Education 101: Argument in the university
“I love argument, I love debate. I don’t expect anyone just to sit there and agree with me, that’s not their job.”
One might assume that the above quote came from a philosopher, essayist or other nominally unemployed person trying to make a point. At the very least, no one would believe that the quote came from a successful politician whose main attributes were enduring conflict and creating substantive policy over opposition.
She was noted for her strong will, rejection of compromise on key ideological issues and her efforts to turn Britain around from the perceived failures and excesses of the liberal welfare state.
The quote comes from Margaret Thatcher, the British Prime Minister in the 1980s. She became famous for a conservative revolution in Britain. But most significantly, Thatcher stands for a brand of politics that is almost dissolved in public rhetoric.

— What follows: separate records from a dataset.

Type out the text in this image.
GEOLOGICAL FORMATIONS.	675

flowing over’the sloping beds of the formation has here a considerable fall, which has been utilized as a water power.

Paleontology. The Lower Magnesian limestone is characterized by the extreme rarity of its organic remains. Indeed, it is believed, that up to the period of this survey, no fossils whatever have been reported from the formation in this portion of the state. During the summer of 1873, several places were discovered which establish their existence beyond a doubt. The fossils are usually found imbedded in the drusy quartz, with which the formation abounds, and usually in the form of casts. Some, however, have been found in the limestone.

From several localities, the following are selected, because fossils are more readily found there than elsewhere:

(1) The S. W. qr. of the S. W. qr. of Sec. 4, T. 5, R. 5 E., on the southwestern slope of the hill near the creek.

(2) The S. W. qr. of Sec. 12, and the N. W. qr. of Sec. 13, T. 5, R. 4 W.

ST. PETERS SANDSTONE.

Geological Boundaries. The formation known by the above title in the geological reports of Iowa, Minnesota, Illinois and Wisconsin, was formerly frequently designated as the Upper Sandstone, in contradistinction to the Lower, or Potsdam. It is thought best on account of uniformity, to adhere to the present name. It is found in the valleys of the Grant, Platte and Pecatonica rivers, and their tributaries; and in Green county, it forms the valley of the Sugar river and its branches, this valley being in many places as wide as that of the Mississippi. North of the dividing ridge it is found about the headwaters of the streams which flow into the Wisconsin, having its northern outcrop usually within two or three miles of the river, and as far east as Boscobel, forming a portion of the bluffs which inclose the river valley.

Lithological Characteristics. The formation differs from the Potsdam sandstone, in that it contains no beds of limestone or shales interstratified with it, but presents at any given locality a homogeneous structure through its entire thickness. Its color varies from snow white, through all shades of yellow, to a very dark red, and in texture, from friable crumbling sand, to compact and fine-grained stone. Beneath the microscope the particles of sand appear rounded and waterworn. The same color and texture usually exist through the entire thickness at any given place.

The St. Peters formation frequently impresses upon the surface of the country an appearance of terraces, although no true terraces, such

This brand of politics, however, can extend beyond the hallowed walls of parliament as it inserts itself into the general consciousness of every industry in the U.S.
As all of us are more than well-aware, one of the most affluent and powerful industries in the country is not what most people would call an industry at all—the university system. The American higher education system includes nearly 5,000 colleges and universities where over 20 million students are enrolled every year. Recent debates around universities center on the income value of university degrees, the cost of education and the necessity of “skills-based learning.”
Earlier this week, I had the opportunity to sit down with Emeritus Professor of History at Yeshiva University Ellen Schrecker. She was in town to give a talk as part of the Baker-Nord Center’s “Interpreting Capitalism” series. Professor Schrecker is most notable for her work of anti-McCarthyism, or put another way, anti-anti-Communism. But in recent years, she has focused substantially on academic freedom in the university, an issue I have long been fascinated with.
As regular readers of this column will remember, on multiple occasions I have commented on the need for competing viewpoints, viewpoint diversity and “freedom to say what you want” on several occasions throughout the last two years. While talking with her, Schrecker commented generally on the hypocrisy of academia: Encouraging new horizons of research on one hand, while punishing those who speak up against university policy on the other.
One of the most curious points she made was that education discourse in this country is severely diminished. Instead of talking about the “general good” and creativity among our college students, we have resigned ourselves to viewing college students as commodities to be traded. College, instead of an education, is a business. Professors, instead of educators, are investments.
While this is not a patently false or even unbelievable view, its perpetual ascendency in the higher education discourse signals an enormous quandary for the future of education in this country. Without a conversation including all education solutions, we arbitrarily eliminate possible life-saving and society-improving techniques.
Perhaps the utopian education is one where students and professors interact equally in a system much like that employed by Socrates. Or maybe, a system of “great books” education like those employed at some liberal arts colleges, proves in the long run to be the most successful at creating creative, empathetic students. Is that not successful? Or maybe the corporate model is the most successful. The market, after all, tends to settle on efficient productivity.
But we will never know the answer to that question, since our industry has turned away from that dialogue. Educational leaders have embraced the language of politics, have settled for complacency, and have ignored the obvious benefits of other less corporatist manners of education.
This is the practical application of the uncompromising view of politics, extending into other arenas. Though I heartily agree with most of what Thatcher did in Great Britain, the method by which she accomplished her goals set a standard that has pervaded and perverted other, less adversarial fields. Though argument and complete demolition of opposition has its place, compromise and fair-gamesmanship preclude it in most possible situations.
Professor Schrecker’s words were inviting and intriguing. And for the next couple of weeks, I will explore some of the statements and assertions she made about the need for freedom and equality in education and political stadia. Her statements probably rang true mostly due to their unique and powerful connection with our Case Western Reserve University. As she spoke, her negative generalities painted a picture of the ideal corporatist university, her dystopia. Unfortunately, CWRU fit the bill on most of her concerns.
Here’s hoping that we can recover the humanism that we have lost in this conclusion.
Andrew Breland is a double major in political science and English, planning on getting a master’s degree in political science before attending law school. He is the vice president of the Phi Alpha Delta pre-law fraternity and the treasurer of CWRU’s undergraduate mock trial team.